Thursday, May 23, 2013
Book Review ~ Band of Sisters by Cathy Gohlke
But when they arrive at Ellis Island, it seems a harsh life is not to be evaded. Their hoped-for wealthy benefactor has passed away and the family seems to feel no compulsion to help. In desperation Maureen feels she has to lie and cheat her way into a position at a major department store so that Ellis Island will release Katie Rose and not deport the two of them back to Ireland. But things are not as they seem at the prestigious department store and Maureen becomes witness to events that puts her life in danger. Girls are disappearing after being promoted "upstairs" and Maureen becomes frantic when it happens to one of her only friends. To make matters worse, she suspects the very man who threw her out the door and onto the street when she went to the benefactor's home to introduce herself, as having a huge part in the disappearances.

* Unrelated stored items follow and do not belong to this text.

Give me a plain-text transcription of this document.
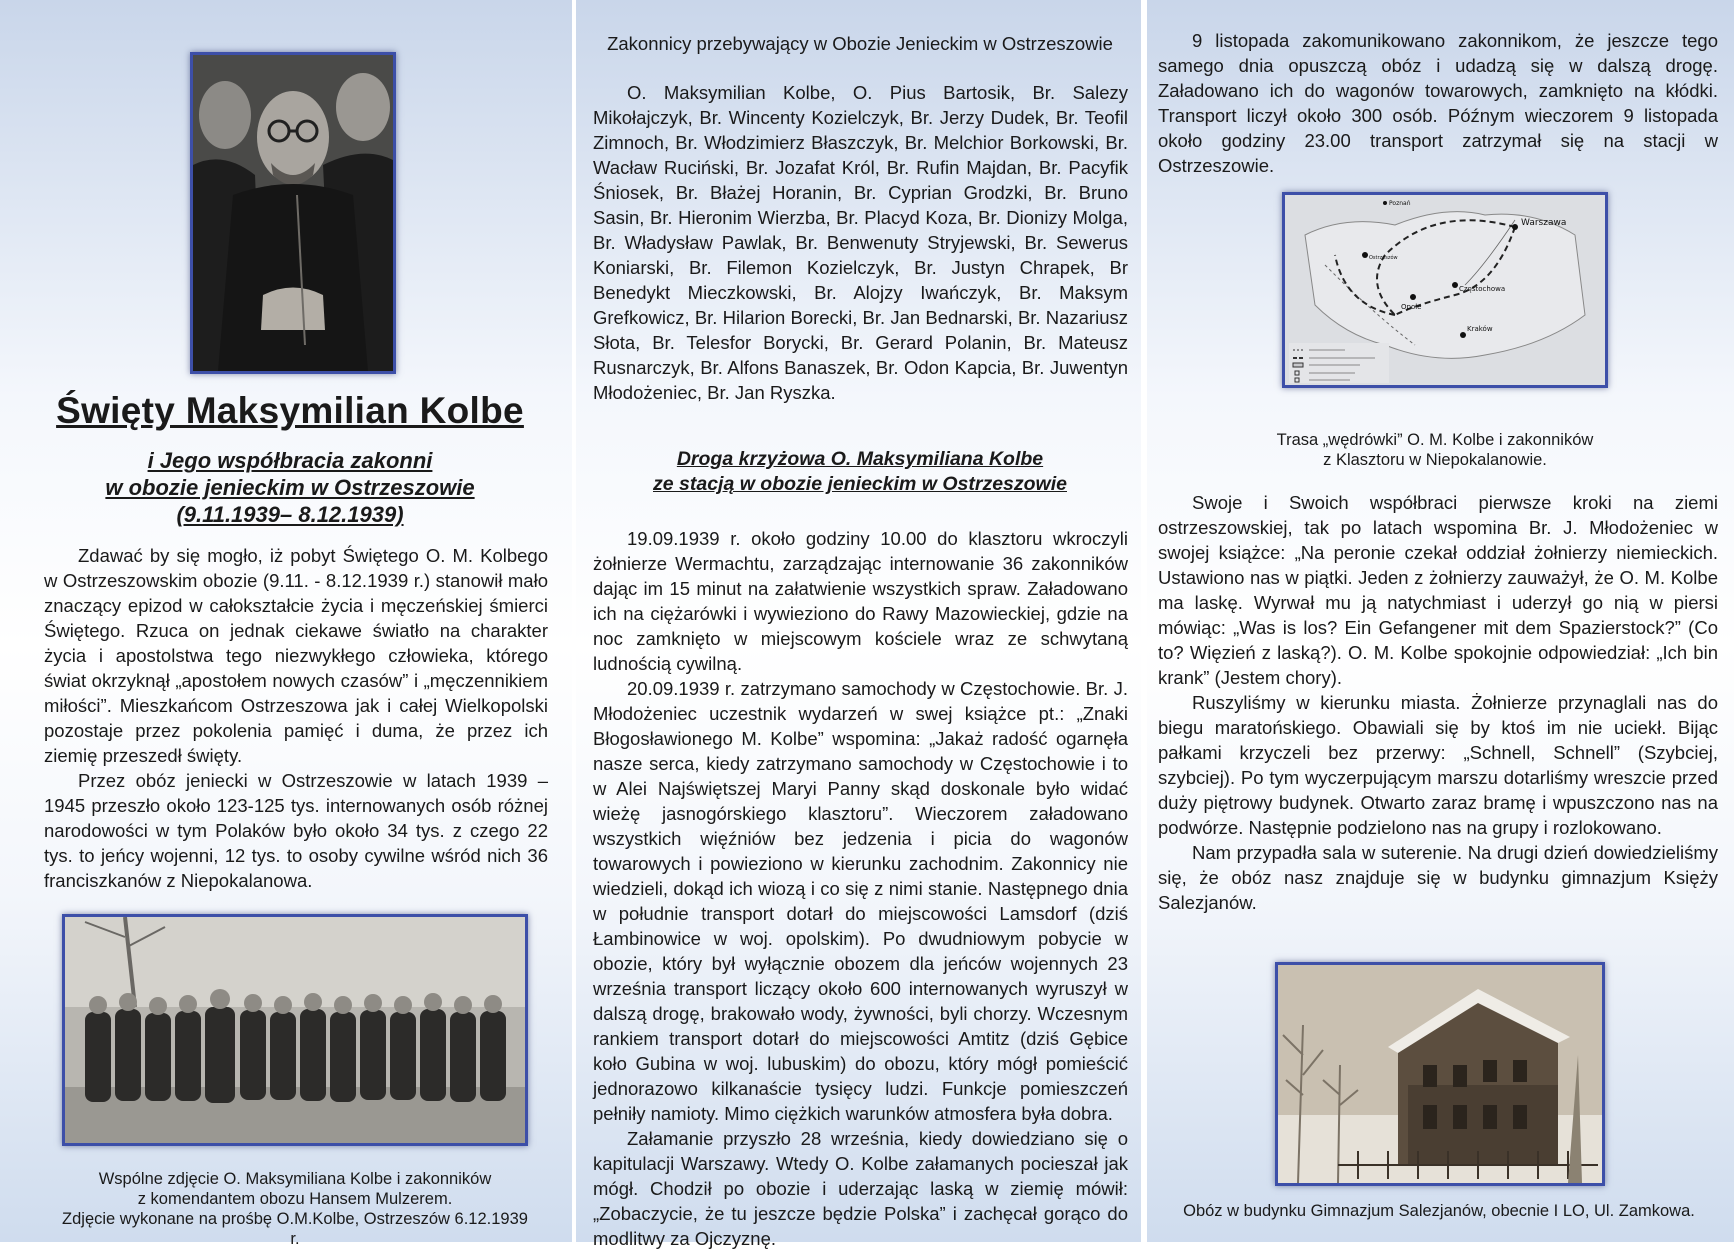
Święty Maksymilian Kolbe
i Jego współbracia zakonni
w obozie jenieckim w Ostrzeszowie
(9.11.1939– 8.12.1939)

Zdawać by się mogło, iż pobyt Świętego O. M. Kolbego w Ostrzeszowskim obozie (9.11. - 8.12.1939 r.) stanowił mało znaczący epizod w całokształcie życia i męczeńskiej śmierci Świętego. Rzuca on jednak ciekawe światło na charakter życia i apostolstwa tego niezwykłego człowieka, którego świat okrzyknął „apostołem nowych czasów” i „męczennikiem miłości”. Mieszkańcom Ostrzeszowa jak i całej Wielkopolski pozostaje przez pokolenia pamięć i duma, że przez ich ziemię przeszedł święty.

Przez obóz jeniecki w Ostrzeszowie w latach 1939 – 1945 przeszło około 123-125 tys. internowanych osób różnej narodowości w tym Polaków było około 34 tys. z czego 22 tys. to jeńcy wojenni, 12 tys. to osoby cywilne wśród nich 36 franciszkanów z Niepokalanowa.

Wspólne zdjęcie O. Maksymiliana Kolbe i zakonników
z komendantem obozu Hansem Mulzerem.
Zdjęcie wykonane na prośbę O.M.Kolbe, Ostrzeszów 6.12.1939 r.
Zakonnicy przebywający w Obozie Jenieckim w Ostrzeszowie

O. Maksymilian Kolbe, O. Pius Bartosik, Br. Salezy Mikołajczyk, Br. Wincenty Kozielczyk, Br. Jerzy Dudek, Br. Teofil Zimnoch, Br. Włodzimierz Błaszczyk, Br. Melchior Borkowski, Br. Wacław Ruciński, Br. Jozafat Król, Br. Rufin Majdan, Br. Pacyfik Śniosek, Br. Błażej Horanin, Br. Cyprian Grodzki, Br. Bruno Sasin, Br. Hieronim Wierzba, Br. Placyd Koza, Br. Dionizy Molga, Br. Władysław Pawlak, Br. Benwenuty Stryjewski, Br. Sewerus Koniarski, Br. Filemon Kozielczyk, Br. Justyn Chrapek, Br Benedykt Mieczkowski, Br. Alojzy Iwańczyk, Br. Maksym Grefkowicz, Br. Hilarion Borecki, Br. Jan Bednarski, Br. Nazariusz Słota, Br. Telesfor Borycki, Br. Gerard Polanin, Br. Mateusz Rusnarczyk, Br. Alfons Banaszek, Br. Odon Kapcia, Br. Juwentyn Młodożeniec, Br. Jan Ryszka.

Droga krzyżowa O. Maksymiliana Kolbe
ze stacją w obozie jenieckim w Ostrzeszowie

19.09.1939 r. około godziny 10.00 do klasztoru wkroczyli żołnierze Wermachtu, zarządzając internowanie 36 zakonników dając im 15 minut na załatwienie wszystkich spraw. Załadowano ich na ciężarówki i wywieziono do Rawy Mazowieckiej, gdzie na noc zamknięto w miejscowym kościele wraz ze schwytaną ludnością cywilną.

20.09.1939 r. zatrzymano samochody w Częstochowie. Br. J. Młodożeniec uczestnik wydarzeń w swej książce pt.: „Znaki Błogosławionego M. Kolbe” wspomina: „Jakaż radość ogarnęła nasze serca, kiedy zatrzymano samochody w Częstochowie i to w Alei Najświętszej Maryi Panny skąd doskonale było widać wieżę jasnogórskiego klasztoru”. Wieczorem załadowano wszystkich więźniów bez jedzenia i picia do wagonów towarowych i powieziono w kierunku zachodnim. Zakonnicy nie wiedzieli, dokąd ich wiozą i co się z nimi stanie. Następnego dnia w południe transport dotarł do miejscowości Lamsdorf (dziś Łambinowice w woj. opolskim). Po dwudniowym pobycie w obozie, który był wyłącznie obozem dla jeńców wojennych 23 września transport liczący około 600 internowanych wyruszył w dalszą drogę, brakowało wody, żywności, byli chorzy. Wczesnym rankiem transport dotarł do miejscowości Amtitz (dziś Gębice koło Gubina w woj. lubuskim) do obozu, który mógł pomieścić jednorazowo kilkanaście tysięcy ludzi. Funkcje pomieszczeń pełniły namioty. Mimo ciężkich warunków atmosfera była dobra.

Załamanie przyszło 28 września, kiedy dowiedziano się o kapitulacji Warszawy. Wtedy O. Kolbe załamanych pocieszał jak mógł. Chodził po obozie i uderzając laską w ziemię mówił: „Zobaczycie, że tu jeszcze będzie Polska” i zachęcał gorąco do modlitwy za Ojczyznę.

9 listopada zakomunikowano zakonnikom, że jeszcze tego samego dnia opuszczą obóz i udadzą się w dalszą drogę. Załadowano ich do wagonów towarowych, zamknięto na kłódki. Transport liczył około 300 osób. Późnym wieczorem 9 listopada około godziny 23.00 transport zatrzymał się na stacji w Ostrzeszowie.

Warszawa
Poznań
Częstochowa
Opole
Kraków
Ostrzeszów
Trasa „wędrówki” O. M. Kolbe i zakonników
z Klasztoru w Niepokalanowie.

Swoje i Swoich współbraci pierwsze kroki na ziemi ostrzeszowskiej, tak po latach wspomina Br. J. Młodożeniec w swojej książce: „Na peronie czekał oddział żołnierzy niemieckich. Ustawiono nas w piątki. Jeden z żołnierzy zauważył, że O. M. Kolbe ma laskę. Wyrwał mu ją natychmiast i uderzył go nią w piersi mówiąc: „Was is los? Ein Gefangener mit dem Spazierstock?” (Co to? Więzień z laską?). O. M. Kolbe spokojnie odpowiedział: „Ich bin krank” (Jestem chory).

Ruszyliśmy w kierunku miasta. Żołnierze przynaglali nas do biegu maratońskiego. Obawiali się by ktoś im nie uciekł. Bijąc pałkami krzyczeli bez przerwy: „Schnell, Schnell” (Szybciej, szybciej). Po tym wyczerpującym marszu dotarliśmy wreszcie przed duży piętrowy budynek. Otwarto zaraz bramę i wpuszczono nas na podwórze. Następnie podzielono nas na grupy i rozlokowano.

Nam przypadła sala w suterenie. Na drugi dzień dowiedzieliśmy się, że obóz nasz znajduje się w budynku gimnazjum Księży Salezjanów.

Obóz w budynku Gimnazjum Salezjanów, obecnie I LO, Ul. Zamkowa.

Meanwhile Olivia Wakefield, daughter of the man Maureen was trying to contact, cannot forget about the red haired Irish immigrant who came knocking on her door one night. Feeling a great deal of guilt and conviction over her brother in law rudely tossing the woman out onto the streets, Olivia sets things in motion to try and find her. Finding evidence of a promise her father had made to the Irish girl's father it becomes imperative to Olivia to find the girl and honor that promise that was made. While her society ladies group debates what their project of the year will be, the mutual reading of the book "In His Steps" by Charles Sheldon spurs her on with even more motivation and will change all their lives and the way they approach how to help those less fortunate than themselves. The test of their faith comes when they are faced with deciding to help women who have been found themselves forced into white slavery.
This was an excellent story that delved into the extreme poverty of the immigrants who arrived at Ellis Island with nothing and the harshness of life after they landed in the country that was supposed to offer them hope and a better life. The author also delves into the subject of "white slavery", the human trafficking of women and children for the purpose of prostitution. In introducing the the society ladies of the story to the book "In His Steps" the author presents the argument that only when we all ask ourselves "What would Jesus do?" and then following through with each of our individual answers to that question will any of sociey's problems, whether it is human trafficking today or poverty or homelessness, etc., be truly dealt with. Which is a position that I heartily agree with. I found the story challenging to me personally and it has given me the desire to reread "In His Steps" once again. It is a book written, I believe, approximately a hundred years ago but still has immense significance and relevance for today and is still, not surprisingly, popular and should be a staple read for every Christian.
I loved the development of the main characters and how each had to face their own beliefs, whether it was facing their shame and believing that God could actually love them, or in facing their fears and going against societal pressures to actually live out what each felt God called them to do to make a difference. I loved the female characters who were able to be strong in the face of insurmountable danger. The story keeps you turning the pages. The author with this story has laid out a great read and a great challenge for the reader.